TeamTonic / adapt-a-rag

a RAG retrieval application that adapts to its specific user and topic , so that it's purpose built everytime.
MIT License
13 stars 6 forks source link

Adapt-a-RAG: Adaptable Retrieval Augmented Generation

Adapt-a-RAG is an adaptable retrieval augmented application that provides question answering over documents, GitHub repositories, and websites. It takes data, creates synthetic data, and uses that synthetic data to optimize the prompts of the Adapt-a-RAG application. The application recompiles itself every run in a unique and adapted way to the user query.

Table of Contents

Introduction

Adapt-a-RAG is an innovative application that leverages the power of retrieval augmented generation to provide accurate and relevant answers to user queries. By adapting itself to each query, Adapt-a-RAG ensures that the generated responses are tailored to the specific needs of the user.

The application utilizes various data sources, including documents, GitHub repositories, and websites, to gather information and generate synthetic data. This synthetic data is then used to optimize the prompts of the Adapt-a-RAG application, enabling it to provide more accurate and contextually relevant answers.

Setup

To set up Adapt-a-RAG, follow these steps:

  1. Clone the repository:

    git clone https://github.com/Josephrp/adapt-a-rag.git
  2. Install the required dependencies:

    pip install -r requirements.txt
  3. Configure the necessary API keys and environment variables.

    • edit .env.example
  4. add your keys and seed promptsto a .env file

    • open a file editor

    • add the following text exactly:

      ANTHROPIC_API_KEY=
      OPENAI_API_KEY=
      FIELDPROMPT=
      EXAMPLEPROMPT=
      DESCRIPTIONPROMPT=
    • save the file name : .env in the same folder as app.py

  5. Add your files the folder add_your_files_here ; supported formats : ...

  6. Run the application:

    python app.py

How It Works

Adapt-a-RAG works by following these key steps:

  1. Data Collection: The application collects data from various sources, including documents, GitHub repositories, and websites. It utilizes different reader classes such as CSVReader, DocxReader, PDFReader, ChromaReader, and SimpleWebPageReader to extract information from these sources.

  2. Synthetic Data Generation: Adapt-a-RAG generates synthetic data using the collected data. It employs techniques such as data augmentation and synthesis to create additional training examples that can help improve the performance of the application.

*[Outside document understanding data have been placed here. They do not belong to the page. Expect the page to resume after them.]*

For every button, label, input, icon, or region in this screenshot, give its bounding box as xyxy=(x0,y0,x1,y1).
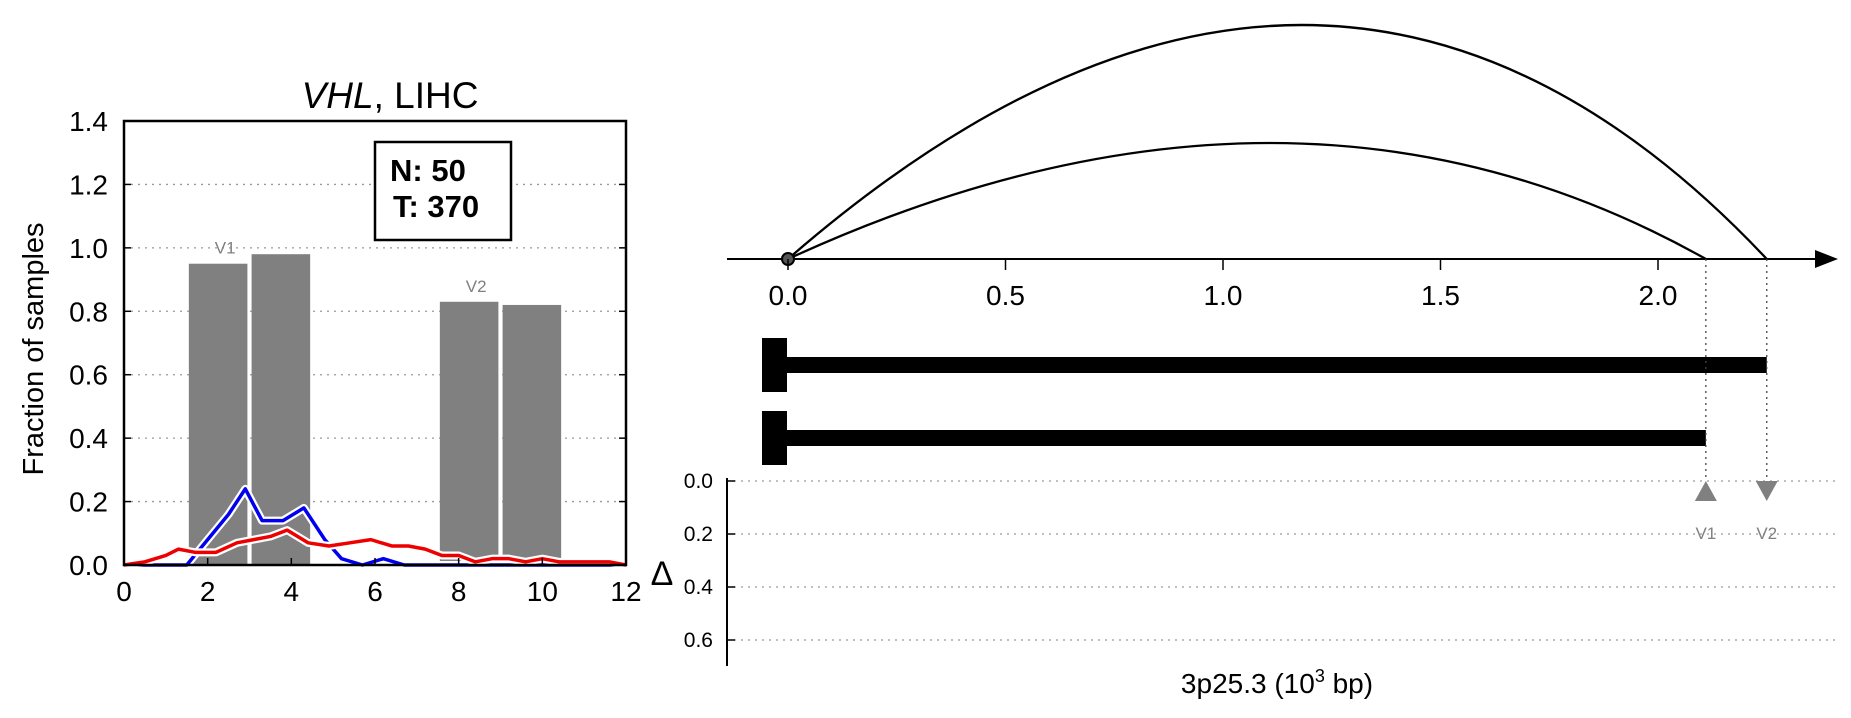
count-box: N: 50 T: 370 xyxy=(373,140,513,242)
bar-label: V2 xyxy=(466,277,487,296)
genomic-x-ticks: 0.0 0.5 1.0 1.5 2.0 xyxy=(769,259,1678,311)
marker-label: V2 xyxy=(1756,524,1777,543)
x-tick-label: 0 xyxy=(116,576,132,607)
bar xyxy=(188,263,248,565)
marker-guide-lines xyxy=(1705,259,1768,478)
axis-arrow-icon xyxy=(1815,250,1838,268)
x-ticks: 0 2 4 6 8 10 12 xyxy=(116,558,642,607)
y-tick-label: 1.2 xyxy=(69,169,108,200)
isoform-body xyxy=(784,430,1706,446)
gene-structure-panel: 0.0 0.5 1.0 1.5 2.0 Δ 0.0 0.2 0.4 0.6 V1 V2 3p25… xyxy=(651,23,1838,699)
isoform-exon xyxy=(762,411,787,465)
x-tick-label: 8 xyxy=(451,576,467,607)
isoform-exon xyxy=(762,338,787,392)
x-tick-label: 6 xyxy=(367,576,383,607)
y-tick-label: 0.0 xyxy=(69,550,108,581)
delta-y-ticks: 0.0 0.2 0.4 0.6 xyxy=(684,470,1838,652)
genomic-tick-label: 0.0 xyxy=(769,280,808,311)
genomic-x-label: 3p25.3 (103 bp) xyxy=(1181,666,1373,699)
chart-title: VHL, LIHC xyxy=(302,75,479,116)
isoform-tracks xyxy=(762,338,1767,465)
y-tick-label: 1.4 xyxy=(69,106,108,137)
x-tick-label: 10 xyxy=(527,576,558,607)
triangle-down-icon xyxy=(1755,481,1778,501)
genomic-tick-label: 0.5 xyxy=(986,280,1025,311)
delta-tick-label: 0.0 xyxy=(684,470,713,493)
count-box-frame xyxy=(373,140,513,242)
variant-markers: V1 V2 xyxy=(1694,481,1778,543)
x-tick-label: 4 xyxy=(284,576,300,607)
delta-symbol: Δ xyxy=(651,555,674,593)
bar-label: V1 xyxy=(215,239,236,258)
delta-axis: Δ 0.0 0.2 0.4 0.6 xyxy=(651,470,1838,666)
genomic-tick-label: 1.0 xyxy=(1204,280,1243,311)
genomic-tick-label: 1.5 xyxy=(1421,280,1460,311)
bar xyxy=(439,301,499,565)
isoform-body xyxy=(784,357,1767,373)
marker-label: V1 xyxy=(1695,524,1716,543)
junction-arc xyxy=(787,141,1707,261)
y-axis-label: Fraction of samples xyxy=(18,222,50,475)
delta-tick-label: 0.2 xyxy=(684,523,713,546)
x-tick-label: 2 xyxy=(200,576,216,607)
delta-tick-label: 0.6 xyxy=(684,629,713,652)
y-tick-label: 0.6 xyxy=(69,360,108,391)
y-tick-label: 0.8 xyxy=(69,296,108,327)
delta-tick-label: 0.4 xyxy=(684,576,714,599)
y-tick-label: 1.0 xyxy=(69,233,108,264)
junction-arc xyxy=(787,23,1768,260)
junction-arcs xyxy=(787,23,1768,261)
normal-count: N: 50 xyxy=(390,153,466,188)
tumor-count: T: 370 xyxy=(393,189,479,224)
bars: V1 V2 xyxy=(188,239,562,565)
triangle-up-icon xyxy=(1694,481,1717,501)
bar xyxy=(502,304,562,565)
x-tick-label: 12 xyxy=(610,576,641,607)
y-ticks: 0.0 0.2 0.4 0.6 0.8 1.0 1.2 1.4 xyxy=(69,106,626,581)
genomic-tick-label: 2.0 xyxy=(1639,280,1678,311)
y-tick-label: 0.4 xyxy=(69,423,108,454)
series-line xyxy=(123,528,627,567)
y-tick-label: 0.2 xyxy=(69,487,108,518)
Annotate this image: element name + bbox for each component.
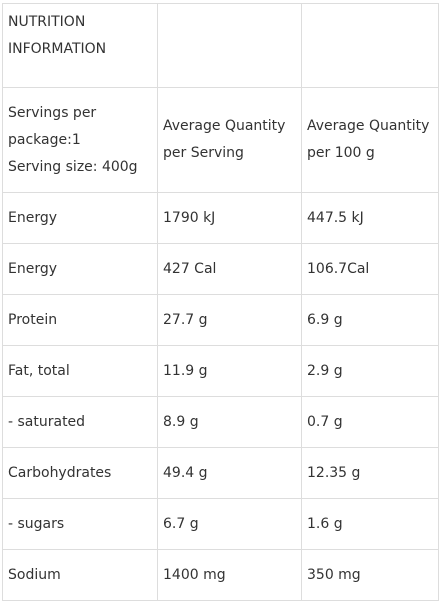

  3. Prompt Optimization: The synthetic data is used to optimize the prompts of the Adapt-a-RAG application. By fine-tuning the prompts based on the generated data, the application can generate more accurate and relevant responses to user queries.

  4. Recompilation: Adapt-a-RAG recompiles itself every run based on the optimized prompts and the specific user query. This dynamic recompilation allows the application to adapt and provide tailored responses to each query.

  5. Question Answering: Once recompiled, Adapt-a-RAG takes the user query and retrieves relevant information from the collected data sources. It then generates a response using the optimized prompts and the retrieved information, providing accurate and contextually relevant answers to the user.

Contributing

We welcome contributions to Adapt-a-RAG! If you'd like to contribute, please follow these steps:

  1. Fork the repository on GitHub.

  2. Create a new branch from the devbranch:

    git checkout -b feature/your-feature-name devbranch
  3. Make your changes and commit them with descriptive commit messages.

  4. Push your changes to your forked repository:

    git push origin feature/your-feature-name
  5. Open a pull request against the devbranch of the main repository.

Please ensure that your contributions adhere to the project's coding conventions and include appropriate tests and documentation.

License

Adapt-a-RAG is released under the MIT License. See the LICENSE file for more details.